Bahjat al-Fouad est l’un des deux centres de réhabilitation iraquiens soutenus dans le cadre d’un projet de l’Union européenne intitulé « Programme pour la protection des détenus et des victimes de la torture », qui est mis en œuvre par l’UNOPS.
Depuis 2008, plus de 4000 victimes de la torture et de la violence ont sollicité un soutien professionnel auprès de ces deux centres afin de surmonter des expériences traumatisantes.

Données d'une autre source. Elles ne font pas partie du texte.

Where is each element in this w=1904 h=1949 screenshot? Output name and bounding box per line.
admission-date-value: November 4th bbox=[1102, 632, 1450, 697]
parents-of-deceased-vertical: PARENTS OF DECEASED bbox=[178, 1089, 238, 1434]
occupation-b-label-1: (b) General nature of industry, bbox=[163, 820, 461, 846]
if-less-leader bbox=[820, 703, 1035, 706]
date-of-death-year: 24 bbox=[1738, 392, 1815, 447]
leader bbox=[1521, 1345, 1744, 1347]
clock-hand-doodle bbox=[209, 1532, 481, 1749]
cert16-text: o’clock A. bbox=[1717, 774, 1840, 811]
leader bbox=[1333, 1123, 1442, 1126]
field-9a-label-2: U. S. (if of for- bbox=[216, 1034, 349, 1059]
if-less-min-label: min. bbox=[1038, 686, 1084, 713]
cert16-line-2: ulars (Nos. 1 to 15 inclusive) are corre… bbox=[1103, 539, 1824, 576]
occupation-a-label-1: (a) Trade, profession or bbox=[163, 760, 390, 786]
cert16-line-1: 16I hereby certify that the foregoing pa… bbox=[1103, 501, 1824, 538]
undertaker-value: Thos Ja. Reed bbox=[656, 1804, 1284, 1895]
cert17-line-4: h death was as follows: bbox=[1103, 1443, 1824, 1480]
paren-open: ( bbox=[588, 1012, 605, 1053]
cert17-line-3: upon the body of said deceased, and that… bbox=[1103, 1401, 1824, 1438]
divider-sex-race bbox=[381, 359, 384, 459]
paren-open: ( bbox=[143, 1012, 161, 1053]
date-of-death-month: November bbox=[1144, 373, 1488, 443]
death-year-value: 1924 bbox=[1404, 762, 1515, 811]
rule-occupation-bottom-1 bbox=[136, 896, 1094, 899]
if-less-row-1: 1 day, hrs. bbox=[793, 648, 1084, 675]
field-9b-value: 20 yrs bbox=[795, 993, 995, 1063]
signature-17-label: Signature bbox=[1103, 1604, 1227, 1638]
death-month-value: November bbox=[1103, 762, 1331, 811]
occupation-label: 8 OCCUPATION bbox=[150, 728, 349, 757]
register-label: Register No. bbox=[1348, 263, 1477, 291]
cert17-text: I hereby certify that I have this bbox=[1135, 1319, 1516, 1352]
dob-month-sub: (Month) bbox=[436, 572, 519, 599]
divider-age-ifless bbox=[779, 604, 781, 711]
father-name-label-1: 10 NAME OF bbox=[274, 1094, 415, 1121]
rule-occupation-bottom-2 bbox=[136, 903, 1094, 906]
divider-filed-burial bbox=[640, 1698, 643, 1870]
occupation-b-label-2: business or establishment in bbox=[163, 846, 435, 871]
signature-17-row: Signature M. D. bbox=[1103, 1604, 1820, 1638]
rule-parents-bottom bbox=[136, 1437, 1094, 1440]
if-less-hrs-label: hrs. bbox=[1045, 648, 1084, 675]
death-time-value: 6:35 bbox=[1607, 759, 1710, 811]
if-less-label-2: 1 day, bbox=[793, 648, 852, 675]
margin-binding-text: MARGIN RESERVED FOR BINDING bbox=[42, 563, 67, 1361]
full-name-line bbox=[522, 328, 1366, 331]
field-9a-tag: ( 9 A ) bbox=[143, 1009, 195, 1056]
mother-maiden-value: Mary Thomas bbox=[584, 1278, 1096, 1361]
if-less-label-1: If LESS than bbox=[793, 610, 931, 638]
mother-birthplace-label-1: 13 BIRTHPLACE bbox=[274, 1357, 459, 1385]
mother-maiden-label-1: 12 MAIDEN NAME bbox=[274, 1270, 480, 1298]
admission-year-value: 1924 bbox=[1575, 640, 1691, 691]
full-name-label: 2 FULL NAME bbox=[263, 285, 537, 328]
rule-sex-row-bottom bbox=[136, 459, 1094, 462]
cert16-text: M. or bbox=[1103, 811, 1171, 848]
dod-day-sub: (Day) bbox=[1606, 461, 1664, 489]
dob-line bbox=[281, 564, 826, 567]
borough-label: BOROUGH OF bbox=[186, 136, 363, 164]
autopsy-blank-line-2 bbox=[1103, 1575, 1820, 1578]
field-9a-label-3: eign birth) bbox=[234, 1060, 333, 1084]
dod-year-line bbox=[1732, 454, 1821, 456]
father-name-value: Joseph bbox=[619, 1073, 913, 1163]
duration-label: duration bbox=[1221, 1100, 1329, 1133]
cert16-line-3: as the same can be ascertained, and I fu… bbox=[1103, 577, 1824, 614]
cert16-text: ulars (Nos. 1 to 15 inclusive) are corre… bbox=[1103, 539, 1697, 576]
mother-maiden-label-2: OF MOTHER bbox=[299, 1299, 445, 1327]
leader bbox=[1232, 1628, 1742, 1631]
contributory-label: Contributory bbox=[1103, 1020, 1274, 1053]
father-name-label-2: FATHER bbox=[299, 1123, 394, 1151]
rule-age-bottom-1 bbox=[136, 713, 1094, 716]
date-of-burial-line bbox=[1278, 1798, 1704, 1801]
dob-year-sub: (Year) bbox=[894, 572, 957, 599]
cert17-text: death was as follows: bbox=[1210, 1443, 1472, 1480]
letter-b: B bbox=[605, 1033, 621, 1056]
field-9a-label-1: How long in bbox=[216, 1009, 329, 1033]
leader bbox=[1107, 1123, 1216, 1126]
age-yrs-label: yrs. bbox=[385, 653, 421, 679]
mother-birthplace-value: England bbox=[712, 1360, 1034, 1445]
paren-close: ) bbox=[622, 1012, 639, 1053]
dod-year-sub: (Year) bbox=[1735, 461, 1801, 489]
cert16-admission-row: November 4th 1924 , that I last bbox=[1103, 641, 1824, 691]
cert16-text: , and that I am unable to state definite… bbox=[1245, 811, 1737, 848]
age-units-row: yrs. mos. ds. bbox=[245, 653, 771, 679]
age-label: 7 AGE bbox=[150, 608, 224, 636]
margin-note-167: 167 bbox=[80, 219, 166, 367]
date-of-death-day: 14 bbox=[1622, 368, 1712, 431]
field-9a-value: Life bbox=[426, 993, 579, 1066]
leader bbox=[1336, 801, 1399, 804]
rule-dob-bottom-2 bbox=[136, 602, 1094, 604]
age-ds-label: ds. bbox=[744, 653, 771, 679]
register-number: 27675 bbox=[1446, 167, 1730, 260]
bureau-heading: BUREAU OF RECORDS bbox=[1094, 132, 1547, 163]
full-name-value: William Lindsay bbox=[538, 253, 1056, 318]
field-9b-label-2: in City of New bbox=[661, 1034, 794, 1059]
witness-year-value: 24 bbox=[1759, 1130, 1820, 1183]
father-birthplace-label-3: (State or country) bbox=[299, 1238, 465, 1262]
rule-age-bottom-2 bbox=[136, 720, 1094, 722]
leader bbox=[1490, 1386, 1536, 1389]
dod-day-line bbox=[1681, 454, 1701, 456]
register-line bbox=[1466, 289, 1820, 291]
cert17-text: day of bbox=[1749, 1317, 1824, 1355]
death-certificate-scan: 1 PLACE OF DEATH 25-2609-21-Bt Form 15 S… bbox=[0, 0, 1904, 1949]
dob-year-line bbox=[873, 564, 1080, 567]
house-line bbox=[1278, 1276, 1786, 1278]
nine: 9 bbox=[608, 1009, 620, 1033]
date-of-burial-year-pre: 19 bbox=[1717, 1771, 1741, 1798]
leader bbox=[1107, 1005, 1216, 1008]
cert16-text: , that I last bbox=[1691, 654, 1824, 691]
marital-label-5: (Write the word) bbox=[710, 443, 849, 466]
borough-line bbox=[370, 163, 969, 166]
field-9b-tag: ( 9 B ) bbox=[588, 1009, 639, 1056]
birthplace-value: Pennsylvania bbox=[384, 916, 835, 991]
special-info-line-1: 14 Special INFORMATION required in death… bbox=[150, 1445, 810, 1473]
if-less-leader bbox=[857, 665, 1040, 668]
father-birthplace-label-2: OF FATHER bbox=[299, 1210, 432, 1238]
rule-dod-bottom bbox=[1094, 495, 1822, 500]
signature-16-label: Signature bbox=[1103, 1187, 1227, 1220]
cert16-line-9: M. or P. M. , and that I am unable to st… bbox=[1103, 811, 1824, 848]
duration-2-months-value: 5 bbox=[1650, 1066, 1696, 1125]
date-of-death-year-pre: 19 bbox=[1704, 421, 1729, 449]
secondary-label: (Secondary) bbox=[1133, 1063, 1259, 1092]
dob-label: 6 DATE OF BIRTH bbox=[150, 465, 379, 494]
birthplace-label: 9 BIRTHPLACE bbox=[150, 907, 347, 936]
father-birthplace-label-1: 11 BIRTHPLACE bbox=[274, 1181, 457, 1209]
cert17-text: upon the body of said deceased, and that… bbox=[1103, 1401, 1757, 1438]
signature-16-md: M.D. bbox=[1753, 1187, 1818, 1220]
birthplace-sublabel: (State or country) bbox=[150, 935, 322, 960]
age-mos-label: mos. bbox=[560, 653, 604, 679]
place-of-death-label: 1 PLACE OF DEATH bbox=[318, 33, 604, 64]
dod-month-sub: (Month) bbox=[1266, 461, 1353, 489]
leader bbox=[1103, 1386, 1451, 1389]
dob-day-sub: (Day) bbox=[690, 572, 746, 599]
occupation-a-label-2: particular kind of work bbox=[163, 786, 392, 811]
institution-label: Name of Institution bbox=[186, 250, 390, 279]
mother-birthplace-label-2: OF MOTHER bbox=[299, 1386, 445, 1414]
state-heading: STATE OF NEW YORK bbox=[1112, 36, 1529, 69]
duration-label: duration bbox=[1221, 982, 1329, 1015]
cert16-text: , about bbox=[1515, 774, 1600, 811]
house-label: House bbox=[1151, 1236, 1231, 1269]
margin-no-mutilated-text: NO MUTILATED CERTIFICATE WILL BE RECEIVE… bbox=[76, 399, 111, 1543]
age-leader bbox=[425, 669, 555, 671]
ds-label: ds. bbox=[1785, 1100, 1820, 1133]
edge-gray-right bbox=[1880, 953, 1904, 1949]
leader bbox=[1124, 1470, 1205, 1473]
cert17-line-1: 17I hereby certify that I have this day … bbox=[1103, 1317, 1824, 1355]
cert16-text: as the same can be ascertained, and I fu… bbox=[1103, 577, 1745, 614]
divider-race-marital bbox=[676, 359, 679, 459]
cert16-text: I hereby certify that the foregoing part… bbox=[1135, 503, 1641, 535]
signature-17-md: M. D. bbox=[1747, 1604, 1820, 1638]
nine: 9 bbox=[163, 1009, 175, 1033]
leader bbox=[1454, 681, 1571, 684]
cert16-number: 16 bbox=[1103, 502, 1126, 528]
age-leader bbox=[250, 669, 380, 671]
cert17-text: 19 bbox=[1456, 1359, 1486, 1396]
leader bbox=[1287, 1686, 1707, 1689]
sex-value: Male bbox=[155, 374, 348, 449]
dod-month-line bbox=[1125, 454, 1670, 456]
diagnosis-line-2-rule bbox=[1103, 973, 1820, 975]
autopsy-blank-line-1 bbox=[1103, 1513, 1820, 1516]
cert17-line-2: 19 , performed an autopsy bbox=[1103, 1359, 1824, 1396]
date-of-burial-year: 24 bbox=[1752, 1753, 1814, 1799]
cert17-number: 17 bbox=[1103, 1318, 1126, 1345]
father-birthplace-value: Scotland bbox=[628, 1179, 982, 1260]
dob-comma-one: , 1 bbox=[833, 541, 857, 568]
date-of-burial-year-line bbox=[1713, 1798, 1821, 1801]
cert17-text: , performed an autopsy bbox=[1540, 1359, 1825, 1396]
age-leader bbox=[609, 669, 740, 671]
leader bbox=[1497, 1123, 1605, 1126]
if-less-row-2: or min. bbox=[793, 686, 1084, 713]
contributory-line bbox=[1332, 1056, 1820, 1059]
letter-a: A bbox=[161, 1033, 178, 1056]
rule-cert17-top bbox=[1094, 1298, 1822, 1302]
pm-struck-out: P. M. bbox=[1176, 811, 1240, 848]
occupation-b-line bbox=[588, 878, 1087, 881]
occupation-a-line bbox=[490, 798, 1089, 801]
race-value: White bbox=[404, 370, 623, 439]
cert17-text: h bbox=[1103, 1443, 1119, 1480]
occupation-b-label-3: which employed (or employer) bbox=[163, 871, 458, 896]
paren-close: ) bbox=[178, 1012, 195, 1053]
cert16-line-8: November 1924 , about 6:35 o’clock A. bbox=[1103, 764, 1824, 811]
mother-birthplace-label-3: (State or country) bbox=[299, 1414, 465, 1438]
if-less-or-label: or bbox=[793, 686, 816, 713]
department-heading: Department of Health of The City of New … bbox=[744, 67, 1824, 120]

Les spécialistes du domaine médical ont recours à la physiothérapie et aux médicaments pour traiter les blessures; les psychothérapeutes, eux, organisent des séances d’accompagnement et se penchent sur les souvenirs traumatisants réprimés. Ce centre se veut en outre un système de soutien visant à redonner confiance aux victimes et à développer leurs qualifications au moyen de formations professionnelles.
Les séances d’accompagnement ne s’adressent pas qu’aux victimes, mais également aux membres de leur famille. En effet, les proches des victimes de torture souffrent souvent de traumatismes secondaires et sont parfois exposés à une violence familiale, conséquence à long terme du traumatisme subi par les victimes. « L’acte de torture est irréversible, mais il est possible d’en prévenir les répercussions, qui peuvent être néfastes pour les membres de la famille, qui comptent aussi parmi les victimes de cette pratique immorale », explique M. Hussein.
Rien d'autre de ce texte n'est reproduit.